# My personal 1/25 1966 BATMOBILE BUILD



## Captain Han Solo (Apr 5, 2002)

My 1/25 Polar Lights 1966 Batmobile build...Here's what I did. The kit's beacon was discarded and replaced with an aluminum accurate one, the indicator lights on the either side of the roll bar were sanded smooth and replaced with actual lenses, the canopies were dipped in future to give them a more realistic finish, Photo etched parts, Cut aluminum tubing replaced the kit's supplied rocket launchers, the car was air brushed using my IWATA system several coats of Tamiya black, wet sanded in between applications then waxed for a super high gloss shine, the pin striping was applied by hand to reflect the Glowing Cerise used on the actual car,the car's suspension was lowered to reflect the stance of the real Batmobile, the kit rims were discarded and replaced with accurate Radar rims. The Figures are from the last release of the Polar Lights Batmobile.


----------



## Captain Han Solo (Apr 5, 2002)




----------



## Captain Han Solo (Apr 5, 2002)




----------



## LDC65 (Aug 30, 2014)

I love that Batmobile, its such an awesome looking car.

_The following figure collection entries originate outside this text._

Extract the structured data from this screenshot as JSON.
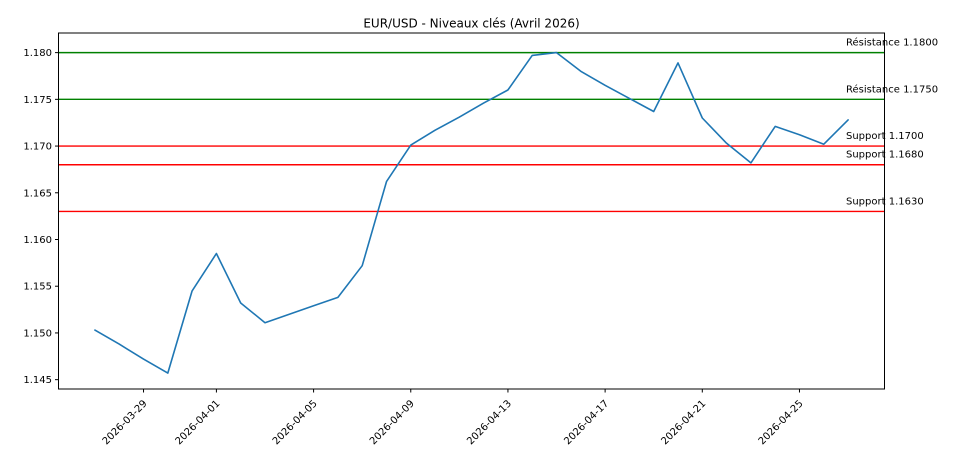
{
  "figure": {
    "title": "EUR/USD - Niveaux clés (Avril 2026)"
  },
  "chart_data": {
    "type": "line",
    "title": "EUR/USD - Niveaux clés (Avril 2026)",
    "xlabel": "",
    "ylabel": "",
    "grid": false,
    "legend": "none",
    "series_name": "EUR/USD",
    "line_color": "#1f77b4",
    "axis_color": "#000000",
    "background_color": "#ffffff",
    "x": [
      "2026-03-27",
      "2026-03-28",
      "2026-03-29",
      "2026-03-30",
      "2026-03-31",
      "2026-04-01",
      "2026-04-02",
      "2026-04-03",
      "2026-04-04",
      "2026-04-05",
      "2026-04-06",
      "2026-04-07",
      "2026-04-08",
      "2026-04-09",
      "2026-04-10",
      "2026-04-11",
      "2026-04-12",
      "2026-04-13",
      "2026-04-14",
      "2026-04-15",
      "2026-04-16",
      "2026-04-17",
      "2026-04-18",
      "2026-04-19",
      "2026-04-20",
      "2026-04-21",
      "2026-04-22",
      "2026-04-23",
      "2026-04-24",
      "2026-04-25",
      "2026-04-26",
      "2026-04-27"
    ],
    "values": [
      1.1503,
      1.1488,
      1.1472,
      1.1457,
      1.1545,
      1.1585,
      1.1532,
      1.1511,
      1.152,
      1.1529,
      1.1538,
      1.1572,
      1.1662,
      1.1701,
      1.1717,
      1.1731,
      1.1746,
      1.176,
      1.1797,
      1.18,
      1.178,
      1.1765,
      1.1751,
      1.1737,
      1.1789,
      1.173,
      1.1703,
      1.1682,
      1.1721,
      1.1712,
      1.1702,
      1.1728
    ],
    "xlim": [
      "2026-03-25T12:00:00Z",
      "2026-04-28T12:00:00Z"
    ],
    "ylim": [
      1.144,
      1.1821
    ],
    "yticks": {
      "values": [
        1.145,
        1.15,
        1.155,
        1.16,
        1.165,
        1.17,
        1.175,
        1.18
      ],
      "labels": [
        "1.145",
        "1.150",
        "1.155",
        "1.160",
        "1.165",
        "1.170",
        "1.175",
        "1.180"
      ]
    },
    "xticks": {
      "values": [
        "2026-03-29",
        "2026-04-01",
        "2026-04-05",
        "2026-04-09",
        "2026-04-13",
        "2026-04-17",
        "2026-04-21",
        "2026-04-25"
      ],
      "labels": [
        "2026-03-29",
        "2026-04-01",
        "2026-04-05",
        "2026-04-09",
        "2026-04-13",
        "2026-04-17",
        "2026-04-21",
        "2026-04-25"
      ]
    },
    "levels": [
      {
        "kind": "resistance",
        "label": "Résistance 1.1800",
        "value": 1.18,
        "color": "#008000"
      },
      {
        "kind": "resistance",
        "label": "Résistance 1.1750",
        "value": 1.175,
        "color": "#008000"
      },
      {
        "kind": "support",
        "label": "Support 1.1700",
        "value": 1.17,
        "color": "#ff0000"
      },
      {
        "kind": "support",
        "label": "Support 1.1680",
        "value": 1.168,
        "color": "#ff0000"
      },
      {
        "kind": "support",
        "label": "Support 1.1630",
        "value": 1.163,
        "color": "#ff0000"
      }
    ]
  }
}
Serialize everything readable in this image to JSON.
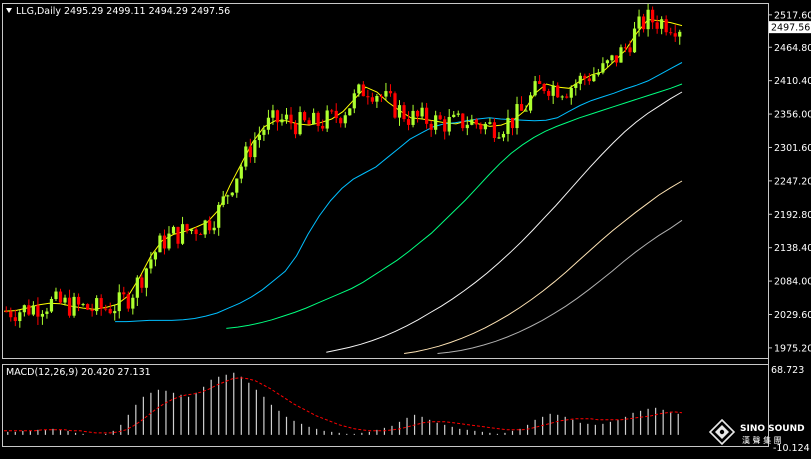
{
  "header": {
    "symbol": "LLG,Daily",
    "ohlc": "2495.29 2499.11 2494.29 2497.56"
  },
  "macd": {
    "label": "MACD(12,26,9) 20.420 27.131",
    "top_value": "68.723",
    "bottom_value": "-10.124"
  },
  "watermark": {
    "text": "SINO SOUND",
    "subtext": "漢 聲 集 團"
  },
  "colors": {
    "background": "#000000",
    "frame": "#c8c8c8",
    "bull": "#adff2f",
    "bear": "#ff0000",
    "text": "#ffffff",
    "current_price_bg": "#ffffff",
    "macd_hist": "#d0d0d0",
    "macd_signal": "#ff0000"
  },
  "chart_data": {
    "type": "candlestick",
    "ylim": [
      1962,
      2532
    ],
    "y_ticks": [
      "2517.60",
      "2464.80",
      "2410.40",
      "2356.00",
      "2301.60",
      "2247.20",
      "2192.80",
      "2138.40",
      "2084.00",
      "2029.60",
      "1975.20"
    ],
    "current_price": "2497.56",
    "moving_averages": [
      {
        "color": "#ffff00",
        "values": [
          2035,
          2036,
          2040,
          2045,
          2048,
          2047,
          2043,
          2040,
          2038,
          2041,
          2046,
          2060,
          2090,
          2125,
          2150,
          2160,
          2165,
          2172,
          2180,
          2200,
          2240,
          2275,
          2310,
          2335,
          2345,
          2345,
          2340,
          2338,
          2342,
          2348,
          2360,
          2380,
          2400,
          2392,
          2375,
          2362,
          2350,
          2348,
          2345,
          2342,
          2340,
          2345,
          2340,
          2336,
          2338,
          2345,
          2360,
          2390,
          2405,
          2400,
          2398,
          2410,
          2420,
          2425,
          2442,
          2460,
          2488,
          2510,
          2508,
          2505,
          2500
        ]
      },
      {
        "color": "#00bfff",
        "values": [
          2018,
          2018,
          2019,
          2020,
          2020,
          2020,
          2021,
          2023,
          2027,
          2032,
          2040,
          2048,
          2058,
          2070,
          2085,
          2100,
          2125,
          2160,
          2190,
          2215,
          2235,
          2250,
          2260,
          2270,
          2285,
          2300,
          2315,
          2325,
          2335,
          2340,
          2342,
          2345,
          2348,
          2350,
          2348,
          2347,
          2346,
          2345,
          2346,
          2350,
          2360,
          2370,
          2378,
          2384,
          2390,
          2397,
          2403,
          2410,
          2420,
          2430,
          2440
        ]
      },
      {
        "color": "#00ff7f",
        "values": [
          2007,
          2009,
          2012,
          2016,
          2021,
          2027,
          2033,
          2040,
          2048,
          2056,
          2064,
          2072,
          2082,
          2094,
          2106,
          2118,
          2132,
          2147,
          2162,
          2180,
          2198,
          2216,
          2236,
          2256,
          2275,
          2292,
          2306,
          2318,
          2328,
          2336,
          2343,
          2350,
          2356,
          2362,
          2368,
          2374,
          2380,
          2386,
          2392,
          2398,
          2405
        ]
      },
      {
        "color": "#f5f5f5",
        "values": [
          1968,
          1972,
          1976,
          1981,
          1987,
          1994,
          2002,
          2011,
          2021,
          2032,
          2043,
          2055,
          2068,
          2082,
          2097,
          2113,
          2130,
          2148,
          2167,
          2187,
          2207,
          2228,
          2249,
          2270,
          2290,
          2309,
          2327,
          2343,
          2357,
          2369,
          2381,
          2392
        ]
      },
      {
        "color": "#ffe4b5",
        "values": [
          1966,
          1969,
          1973,
          1978,
          1984,
          1991,
          1999,
          2008,
          2018,
          2029,
          2041,
          2054,
          2068,
          2083,
          2099,
          2116,
          2133,
          2150,
          2166,
          2181,
          2196,
          2210,
          2224,
          2236,
          2247
        ]
      },
      {
        "color": "#b0b0b0",
        "values": [
          1966,
          1968,
          1971,
          1975,
          1980,
          1986,
          1993,
          2001,
          2010,
          2020,
          2031,
          2043,
          2056,
          2070,
          2085,
          2100,
          2116,
          2131,
          2145,
          2158,
          2170,
          2183
        ]
      }
    ],
    "macd_ylim": [
      -10.124,
      68.723
    ],
    "macd_levels": [
      3,
      3,
      4,
      4,
      5,
      5,
      6,
      5,
      4,
      2,
      1,
      0,
      0,
      1,
      4,
      10,
      20,
      30,
      38,
      42,
      45,
      44,
      42,
      40,
      38,
      42,
      48,
      55,
      58,
      60,
      62,
      58,
      52,
      45,
      38,
      30,
      24,
      18,
      14,
      11,
      8,
      6,
      4,
      3,
      2,
      1,
      1,
      2,
      3,
      5,
      7,
      9,
      13,
      17,
      20,
      18,
      15,
      12,
      10,
      8,
      6,
      5,
      4,
      3,
      2,
      1,
      2,
      4,
      6,
      10,
      15,
      18,
      21,
      20,
      18,
      15,
      12,
      11,
      10,
      11,
      13,
      15,
      18,
      22,
      24,
      26,
      27,
      25,
      23,
      21
    ],
    "macd_signal_levels": [
      4,
      4,
      4,
      4,
      4,
      5,
      5,
      5,
      5,
      4,
      4,
      3,
      2,
      2,
      2,
      3,
      5,
      9,
      14,
      20,
      26,
      31,
      35,
      38,
      40,
      41,
      43,
      46,
      50,
      53,
      56,
      57,
      56,
      54,
      50,
      46,
      41,
      36,
      31,
      27,
      23,
      19,
      16,
      13,
      10,
      8,
      6,
      5,
      4,
      4,
      4,
      5,
      6,
      8,
      10,
      12,
      13,
      13,
      13,
      12,
      11,
      10,
      9,
      8,
      7,
      6,
      5,
      5,
      5,
      6,
      8,
      10,
      12,
      14,
      15,
      16,
      16,
      16,
      15,
      15,
      15,
      15,
      16,
      17,
      18,
      19,
      21,
      22,
      23,
      22
    ]
  }
}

I love the wheels on yours too.


----------



## Captain Han Solo (Apr 5, 2002)




----------



## DCH10664 (Jul 16, 2012)

An absolutely beautiful build !! :thumbsup: :thumbsup: :thumbsup: IMO, all the other versions pale by comparison to the 66 Batmobile !


----------



## Captain Han Solo (Apr 5, 2002)




----------



## smoke14 (Aug 16, 2009)

Awesome work Mark! I just bought this kit, where can I find those radar rims? How did you get that fabric look for the parachutes?? what paint for the rear grills? Thanks buddy


----------



## Captain Han Solo (Apr 5, 2002)

smoke14 said:


> Awesome work Mark! I just bought this kit, where can I find those radar rims? How did you get that fabric look for the parachutes?? what paint for the rear grills? Thanks buddy


Many thanks! The rims were custom made by a Batmobile friend, Tamiya Flat black on all the Photo Etch Grills, The Parachutes were Painted Tamiya Flat Black, dry brushed German Grey...


----------



## smoke14 (Aug 16, 2009)

Captain Han Solo said:


> Many thanks! The rims were custom made by a Batmobile friend, Tamiya Flat black on all the Photo Etch Grills, The Parachutes were Painted Tamiya Flat Black, dry brushed German Grey...


Hello Captain, Huge thanks on those tips, I'm just getting back into modeling again, if I can achieve half of what you did I'll be thrilled! Dry brushing will be a new skill and I'll practice on some spares 1st. Thank you Sir for getting me going again :thumbsup:


----------



## smoke14 (Aug 16, 2009)

Just for grins to my fellow Batman fans, I just bought this uber cool motorcycle jacket...http://www.ebay.com/itm/252260786930

I have never had so many complements on what I wear to work as I have with this jacket, I paid $120 for it and have had offers for $200, it's in kid calf leather and is not for sale.

I also bought the JL 1950's 1/24 diecast kit which has many fun details to do, looking forward to showing off pics of that build 

Any pointers from you pros to this newb are more than welcome, thanks, Smokie


----------



## aussiemuscle308 (Dec 2, 2014)

it's a very well made batmobile and really looks the part.


----------